Related Party Transactions, page 32
| 7. | We note that the revised disclosure refers to Note 13 to your annual and post-inception financial statements and Note 6 to your quarterly financial statements. It appears that the references should be to Note 12 to your annual and post-inception financial statements and Note 10 to your quarterly financial statements. Please revise. Please similarly correct the references to these Notes that appear throughout your Form 8-K, such as on page 31. |
RESPONSE:We have amended the first paragraph under the section titled “Related Party Transactions” on page 32 of the filing to correct the “Note” references as follows and we have made similar corrections to the other same “Note” references on pages 31 and 39 of this filing:
“Commencing with the spin-off, we entered into a series of debt and equity transactions with our major stockholder group – the SAIL Entities, a group of affiliated entities described in footnote 10 in Item 4, below. As a result of such transactions, the SAIL Entities were issued a sufficient quantity of our capital stock to constitute a controlling interest in us – some of the issuances were for cash consideration and others were for the conversion of debt directly owed by us to one or more of the SAIL Entities or were incurred by one or more of the SAIL Entities on our behalf.

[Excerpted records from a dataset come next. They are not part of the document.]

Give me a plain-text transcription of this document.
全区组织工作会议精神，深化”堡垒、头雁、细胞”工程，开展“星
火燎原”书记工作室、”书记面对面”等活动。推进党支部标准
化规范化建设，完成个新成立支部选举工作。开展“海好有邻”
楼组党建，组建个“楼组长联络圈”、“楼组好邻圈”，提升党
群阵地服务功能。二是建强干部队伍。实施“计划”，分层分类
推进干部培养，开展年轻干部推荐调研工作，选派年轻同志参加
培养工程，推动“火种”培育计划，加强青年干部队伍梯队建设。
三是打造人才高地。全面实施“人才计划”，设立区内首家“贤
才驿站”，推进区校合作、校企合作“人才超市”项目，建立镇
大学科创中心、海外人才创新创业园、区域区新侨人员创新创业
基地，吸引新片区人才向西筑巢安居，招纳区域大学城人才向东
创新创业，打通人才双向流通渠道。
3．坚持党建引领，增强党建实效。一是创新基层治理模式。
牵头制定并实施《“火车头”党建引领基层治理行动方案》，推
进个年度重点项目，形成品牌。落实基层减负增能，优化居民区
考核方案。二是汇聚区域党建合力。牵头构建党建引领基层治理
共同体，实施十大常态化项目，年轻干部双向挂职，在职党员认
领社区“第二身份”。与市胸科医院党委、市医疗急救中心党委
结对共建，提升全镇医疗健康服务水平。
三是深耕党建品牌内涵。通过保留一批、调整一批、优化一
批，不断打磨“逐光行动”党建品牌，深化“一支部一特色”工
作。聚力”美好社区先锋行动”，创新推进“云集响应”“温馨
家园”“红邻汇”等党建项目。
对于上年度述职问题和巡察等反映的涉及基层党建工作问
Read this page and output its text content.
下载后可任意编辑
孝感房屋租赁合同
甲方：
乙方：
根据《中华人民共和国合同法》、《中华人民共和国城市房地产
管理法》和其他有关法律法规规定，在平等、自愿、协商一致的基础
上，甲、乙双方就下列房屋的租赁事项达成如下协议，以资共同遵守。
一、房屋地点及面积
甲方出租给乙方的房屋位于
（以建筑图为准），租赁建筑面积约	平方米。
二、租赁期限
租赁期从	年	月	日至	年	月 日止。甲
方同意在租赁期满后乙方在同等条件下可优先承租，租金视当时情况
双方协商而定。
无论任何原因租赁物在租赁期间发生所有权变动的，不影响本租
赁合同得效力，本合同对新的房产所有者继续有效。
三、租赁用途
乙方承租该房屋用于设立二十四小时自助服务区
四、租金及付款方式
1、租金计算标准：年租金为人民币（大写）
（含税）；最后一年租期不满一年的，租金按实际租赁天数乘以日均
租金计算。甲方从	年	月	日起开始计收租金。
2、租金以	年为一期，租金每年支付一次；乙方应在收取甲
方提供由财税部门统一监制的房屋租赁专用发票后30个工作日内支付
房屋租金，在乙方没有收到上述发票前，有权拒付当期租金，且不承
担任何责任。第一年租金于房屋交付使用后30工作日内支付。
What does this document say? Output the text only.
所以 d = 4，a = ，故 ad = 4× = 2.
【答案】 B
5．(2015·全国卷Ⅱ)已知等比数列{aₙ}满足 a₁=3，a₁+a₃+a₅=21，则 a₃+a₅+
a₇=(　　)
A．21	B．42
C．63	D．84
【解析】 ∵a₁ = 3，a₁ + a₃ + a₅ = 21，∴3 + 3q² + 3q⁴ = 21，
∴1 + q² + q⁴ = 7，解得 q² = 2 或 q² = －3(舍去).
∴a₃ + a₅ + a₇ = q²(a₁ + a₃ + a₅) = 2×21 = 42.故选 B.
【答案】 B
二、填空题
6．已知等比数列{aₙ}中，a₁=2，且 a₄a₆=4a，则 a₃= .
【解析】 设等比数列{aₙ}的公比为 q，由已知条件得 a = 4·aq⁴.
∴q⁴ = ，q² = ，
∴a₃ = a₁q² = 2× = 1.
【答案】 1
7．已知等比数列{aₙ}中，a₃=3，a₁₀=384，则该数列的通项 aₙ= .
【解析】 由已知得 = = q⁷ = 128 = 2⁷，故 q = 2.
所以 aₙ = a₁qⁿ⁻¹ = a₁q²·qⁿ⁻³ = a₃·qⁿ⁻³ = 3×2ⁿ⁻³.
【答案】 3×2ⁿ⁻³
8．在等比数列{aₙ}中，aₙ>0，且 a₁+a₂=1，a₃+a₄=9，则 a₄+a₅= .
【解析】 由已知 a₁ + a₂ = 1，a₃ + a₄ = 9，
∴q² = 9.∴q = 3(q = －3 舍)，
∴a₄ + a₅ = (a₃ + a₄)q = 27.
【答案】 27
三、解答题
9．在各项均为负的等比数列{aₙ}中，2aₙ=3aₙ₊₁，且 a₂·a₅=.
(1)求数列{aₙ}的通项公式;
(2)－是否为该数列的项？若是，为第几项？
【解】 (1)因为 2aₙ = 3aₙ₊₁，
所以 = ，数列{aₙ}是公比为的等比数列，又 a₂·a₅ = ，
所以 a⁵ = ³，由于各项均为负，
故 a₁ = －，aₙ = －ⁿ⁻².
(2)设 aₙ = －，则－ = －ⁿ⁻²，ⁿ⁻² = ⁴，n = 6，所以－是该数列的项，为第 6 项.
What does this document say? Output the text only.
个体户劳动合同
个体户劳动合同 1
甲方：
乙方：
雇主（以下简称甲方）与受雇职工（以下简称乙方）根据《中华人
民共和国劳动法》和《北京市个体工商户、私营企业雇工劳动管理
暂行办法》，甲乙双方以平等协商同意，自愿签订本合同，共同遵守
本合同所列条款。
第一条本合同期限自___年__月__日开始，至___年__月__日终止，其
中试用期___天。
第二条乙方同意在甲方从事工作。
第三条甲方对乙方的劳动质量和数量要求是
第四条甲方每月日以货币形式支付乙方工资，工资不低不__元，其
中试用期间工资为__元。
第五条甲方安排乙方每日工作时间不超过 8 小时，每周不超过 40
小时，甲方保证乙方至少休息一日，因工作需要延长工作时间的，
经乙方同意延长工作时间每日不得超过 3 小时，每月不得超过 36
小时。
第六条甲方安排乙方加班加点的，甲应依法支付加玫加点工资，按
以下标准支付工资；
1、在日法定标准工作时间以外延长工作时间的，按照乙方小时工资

A description of those transactions is set forth in Note 12 (Subsequent Events) to our annual and post-inception financial statements and in Note 10 (Subsequent Events) to our quarterly financial statements in this Current Report on Form 8-K. Further, two of our four directors are affiliated with the SAIL Entities, which are managed by SAIL Capital Partners, LLC. Michael J. Hammons is a partner of SAIL Capital Partners, LLC, and Christopher J. Brown is a principal.”
Other
| 8. | We note that you are requesting confidential treatment of portions of Exhibit 10.10. We will process the confidential treatment application upon receipt from the Office of the Secretary and may have comments upon completion of our review. |
RESPONSE:We duly note the Staff’s Comment Number 8 and will provide responses to the Staff’s comments regarding our request for confidential treatment of portions of Exhibit 10.10, if received.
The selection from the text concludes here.